Since the anterior abdominal muscle in the midline (rectus abdominis) runs vertically, it does not need to be cut and easily retracts to the side. The abdominal contents lay inside a large sack (peritoneum) that can also be retracted, thus allowing access to the front of the spine without actually entering the abdomen.

A vascular surgeon usually performs the approach to the front of the spine, since large blood vessels, the aorta and vena cava, need to be protected in this approach.

The disc is removed in its entirety, and an artificial disc device is placed in the disc space, decompressing the nerves while maintaining the normal motion of the spinal segment.

Lumbar artificial disc replacement is a relatively newer procedure compared to lumbar fusion, but has been available in the U.S. since 2000, when FDA studies began. Three lumbar disc devices have been FDA-approved for use in the US, and two are still available.

Data from FDA studies have shown that an artificial disc maintaining motion in the spine decreases the chances of adjacent segment disease. Additionally, study data have shown that artificial disc replacement requires a relatively short recovery time and allows patients to return to activity soon after surgery.

Not all patients with lower back pain are good candidates for a lumbar disc replacement.
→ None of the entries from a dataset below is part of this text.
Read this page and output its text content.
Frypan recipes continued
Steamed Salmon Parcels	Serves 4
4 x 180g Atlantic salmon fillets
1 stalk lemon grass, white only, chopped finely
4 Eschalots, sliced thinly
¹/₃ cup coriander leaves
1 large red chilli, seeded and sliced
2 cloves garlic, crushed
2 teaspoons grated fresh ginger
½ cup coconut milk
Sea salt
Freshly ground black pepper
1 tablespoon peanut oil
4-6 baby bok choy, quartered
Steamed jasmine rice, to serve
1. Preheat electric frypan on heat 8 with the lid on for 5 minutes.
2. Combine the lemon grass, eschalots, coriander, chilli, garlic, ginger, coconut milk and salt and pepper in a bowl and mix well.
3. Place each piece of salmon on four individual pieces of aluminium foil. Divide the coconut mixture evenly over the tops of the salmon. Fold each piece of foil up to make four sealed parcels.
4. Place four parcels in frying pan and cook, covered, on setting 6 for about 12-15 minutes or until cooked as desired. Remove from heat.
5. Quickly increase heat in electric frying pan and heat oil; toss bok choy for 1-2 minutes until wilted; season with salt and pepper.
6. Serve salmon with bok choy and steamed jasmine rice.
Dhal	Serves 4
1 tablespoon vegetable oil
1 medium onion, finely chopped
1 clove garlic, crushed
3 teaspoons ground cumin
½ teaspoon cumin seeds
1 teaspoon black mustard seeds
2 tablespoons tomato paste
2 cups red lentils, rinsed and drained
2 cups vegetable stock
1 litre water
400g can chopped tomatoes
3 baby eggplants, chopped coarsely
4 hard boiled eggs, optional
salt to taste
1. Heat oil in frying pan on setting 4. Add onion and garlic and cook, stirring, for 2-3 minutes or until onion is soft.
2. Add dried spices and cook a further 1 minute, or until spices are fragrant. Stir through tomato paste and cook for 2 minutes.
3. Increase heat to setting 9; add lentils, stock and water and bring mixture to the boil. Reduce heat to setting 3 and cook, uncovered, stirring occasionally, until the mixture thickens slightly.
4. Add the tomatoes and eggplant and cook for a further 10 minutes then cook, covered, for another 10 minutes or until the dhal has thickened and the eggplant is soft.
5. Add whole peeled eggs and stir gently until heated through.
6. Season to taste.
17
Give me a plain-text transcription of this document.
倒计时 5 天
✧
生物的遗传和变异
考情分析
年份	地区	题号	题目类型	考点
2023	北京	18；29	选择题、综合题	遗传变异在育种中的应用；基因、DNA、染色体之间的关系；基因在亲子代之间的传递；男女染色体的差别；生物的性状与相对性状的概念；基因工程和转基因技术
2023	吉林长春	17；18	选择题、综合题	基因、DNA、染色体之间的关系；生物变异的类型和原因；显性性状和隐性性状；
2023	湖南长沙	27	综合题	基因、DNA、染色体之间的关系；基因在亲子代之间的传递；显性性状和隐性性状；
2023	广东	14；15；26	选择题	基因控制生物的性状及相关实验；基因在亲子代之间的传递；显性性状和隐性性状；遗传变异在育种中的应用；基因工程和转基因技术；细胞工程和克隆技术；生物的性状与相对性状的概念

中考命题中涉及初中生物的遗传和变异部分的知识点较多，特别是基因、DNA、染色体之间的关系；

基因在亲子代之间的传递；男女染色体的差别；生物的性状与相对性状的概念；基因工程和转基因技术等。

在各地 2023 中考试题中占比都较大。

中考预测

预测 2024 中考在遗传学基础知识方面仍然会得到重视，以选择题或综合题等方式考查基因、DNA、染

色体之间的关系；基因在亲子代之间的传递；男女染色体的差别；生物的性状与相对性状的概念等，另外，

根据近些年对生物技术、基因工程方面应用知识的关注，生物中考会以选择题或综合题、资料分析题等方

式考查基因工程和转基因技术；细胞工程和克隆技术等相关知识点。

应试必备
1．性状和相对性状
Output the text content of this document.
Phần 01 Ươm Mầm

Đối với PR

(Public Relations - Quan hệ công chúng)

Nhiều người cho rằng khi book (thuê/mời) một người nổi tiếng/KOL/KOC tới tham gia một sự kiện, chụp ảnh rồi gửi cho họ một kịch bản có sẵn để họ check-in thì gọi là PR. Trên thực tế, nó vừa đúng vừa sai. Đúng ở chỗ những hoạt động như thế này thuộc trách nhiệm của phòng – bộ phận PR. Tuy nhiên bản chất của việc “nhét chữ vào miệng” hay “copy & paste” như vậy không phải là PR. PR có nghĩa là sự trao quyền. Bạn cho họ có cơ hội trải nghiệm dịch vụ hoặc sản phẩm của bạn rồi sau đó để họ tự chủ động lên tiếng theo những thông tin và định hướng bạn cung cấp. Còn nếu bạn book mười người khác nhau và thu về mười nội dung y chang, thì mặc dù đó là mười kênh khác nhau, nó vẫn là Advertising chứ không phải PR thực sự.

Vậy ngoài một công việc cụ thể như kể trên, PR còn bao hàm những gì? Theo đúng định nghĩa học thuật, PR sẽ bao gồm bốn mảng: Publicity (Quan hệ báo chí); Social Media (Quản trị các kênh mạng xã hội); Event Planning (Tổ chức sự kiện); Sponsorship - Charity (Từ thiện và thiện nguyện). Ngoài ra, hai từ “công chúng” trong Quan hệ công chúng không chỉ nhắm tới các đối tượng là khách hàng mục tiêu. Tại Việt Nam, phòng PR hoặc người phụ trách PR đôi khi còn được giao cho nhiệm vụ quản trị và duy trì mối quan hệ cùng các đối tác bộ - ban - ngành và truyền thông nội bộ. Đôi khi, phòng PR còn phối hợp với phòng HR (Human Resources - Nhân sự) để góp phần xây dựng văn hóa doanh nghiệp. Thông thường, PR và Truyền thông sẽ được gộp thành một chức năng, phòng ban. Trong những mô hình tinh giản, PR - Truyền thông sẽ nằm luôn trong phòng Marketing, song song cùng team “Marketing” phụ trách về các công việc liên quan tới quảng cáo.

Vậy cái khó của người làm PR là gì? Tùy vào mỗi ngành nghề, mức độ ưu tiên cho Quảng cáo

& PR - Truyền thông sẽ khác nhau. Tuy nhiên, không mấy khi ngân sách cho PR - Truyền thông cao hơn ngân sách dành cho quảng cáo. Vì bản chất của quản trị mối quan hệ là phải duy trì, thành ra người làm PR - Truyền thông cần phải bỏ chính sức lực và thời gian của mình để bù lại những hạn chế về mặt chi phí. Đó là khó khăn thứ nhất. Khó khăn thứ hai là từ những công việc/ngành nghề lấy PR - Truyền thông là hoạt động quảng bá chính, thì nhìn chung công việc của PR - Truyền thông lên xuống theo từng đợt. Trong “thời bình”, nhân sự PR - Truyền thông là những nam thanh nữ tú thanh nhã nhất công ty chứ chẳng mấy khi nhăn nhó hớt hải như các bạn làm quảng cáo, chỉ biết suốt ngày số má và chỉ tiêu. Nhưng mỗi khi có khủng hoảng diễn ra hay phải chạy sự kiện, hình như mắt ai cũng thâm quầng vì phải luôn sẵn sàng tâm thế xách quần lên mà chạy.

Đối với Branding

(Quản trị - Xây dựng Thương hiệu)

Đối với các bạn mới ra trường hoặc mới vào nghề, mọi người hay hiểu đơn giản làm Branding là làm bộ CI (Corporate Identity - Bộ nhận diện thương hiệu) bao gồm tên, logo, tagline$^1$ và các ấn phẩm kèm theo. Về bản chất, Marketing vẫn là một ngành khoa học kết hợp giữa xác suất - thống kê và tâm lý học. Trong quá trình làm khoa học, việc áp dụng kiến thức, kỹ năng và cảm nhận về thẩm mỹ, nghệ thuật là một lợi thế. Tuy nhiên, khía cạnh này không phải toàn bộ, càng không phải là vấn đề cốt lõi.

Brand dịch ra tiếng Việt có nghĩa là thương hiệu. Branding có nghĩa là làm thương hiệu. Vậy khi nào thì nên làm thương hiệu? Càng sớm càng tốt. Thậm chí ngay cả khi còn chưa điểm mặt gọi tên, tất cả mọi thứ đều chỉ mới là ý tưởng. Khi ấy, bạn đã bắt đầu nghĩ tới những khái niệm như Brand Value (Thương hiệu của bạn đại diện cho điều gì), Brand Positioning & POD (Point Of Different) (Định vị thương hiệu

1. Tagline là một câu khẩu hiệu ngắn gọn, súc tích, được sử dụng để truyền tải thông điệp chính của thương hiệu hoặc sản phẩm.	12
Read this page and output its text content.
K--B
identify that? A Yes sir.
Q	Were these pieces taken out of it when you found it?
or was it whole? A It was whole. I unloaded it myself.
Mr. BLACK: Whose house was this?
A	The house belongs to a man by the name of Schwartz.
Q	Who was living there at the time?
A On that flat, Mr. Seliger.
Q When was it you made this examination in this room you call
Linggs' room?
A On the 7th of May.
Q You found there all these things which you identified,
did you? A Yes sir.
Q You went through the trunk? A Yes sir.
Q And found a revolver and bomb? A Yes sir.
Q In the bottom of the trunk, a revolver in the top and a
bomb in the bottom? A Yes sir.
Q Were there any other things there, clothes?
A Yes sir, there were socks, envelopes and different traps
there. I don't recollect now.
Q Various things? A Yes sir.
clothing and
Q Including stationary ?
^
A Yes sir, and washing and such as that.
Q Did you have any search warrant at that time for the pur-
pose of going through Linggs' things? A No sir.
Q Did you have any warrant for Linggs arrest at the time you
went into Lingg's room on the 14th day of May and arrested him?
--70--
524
This procedure is usually reserved for younger patients with a degenerative disc at one or two levels of the spine, no evidence of instability (ie, spondylolisthesis), and in whom the facet joints are not arthritic.


Extreme lateral interbody fusion (XLIF)

XLIF is a minimally-invasive technique to achieve a spinal fusion.

In this approach, a small incision is made on the side of the abdomen, and a specialized retractor and nerve monitoring equipment is used to safely access the spinal disc. The disc is removed, and a cage and bone graft material is placed in the disc space, decompressing the nerves and stabilizing the spine.

Usually, pedicle screws are then inserted through small minimally-invasive incisions from the back of the spine for added stability. The vertebrae fuse together over the ensuing few months as the healing process progresses.

Minimally invasive surgery is advantageous because it may allow for less tissue trauma, less scarring, shorter hospital stays and less postoperative discomfort, thereby affording a decreased need for post-operative pain medication.

This technique, while very useful, is not applicable in every case where a spinal fusion is required, due to anatomic considerations. When an XLIF approach is not possible or safe, other minimally-invasive approaches could be utilized to achieve the desired outcome.


Posterior lumbar fusion

A posterior lumbar fusion is a procedure that stabilizes the lumbar vertebrae by placing pedicle screws and connecting them with rods. In our practice, a posterior lumbar fusion is usually combined with a fusion procedure from the anterior (ALIF) or lateral (XLIF) approach.

This combination allows for restoration of normal spinal alignment and usually achieves a very high fusion success rate (98-100%). In our practice, the screws are routinely inserted with neuronavigation guidance which enhances the safety of the procedure.

Whenever appropriate, the screws are placed in a minimally-invasive fashion using an advanced surgical robot which minimizes the soft-tissue dissection and shortens the recovery time. Once screws are placed, a bone graft is also placed to induce the vertebrae to fuse together.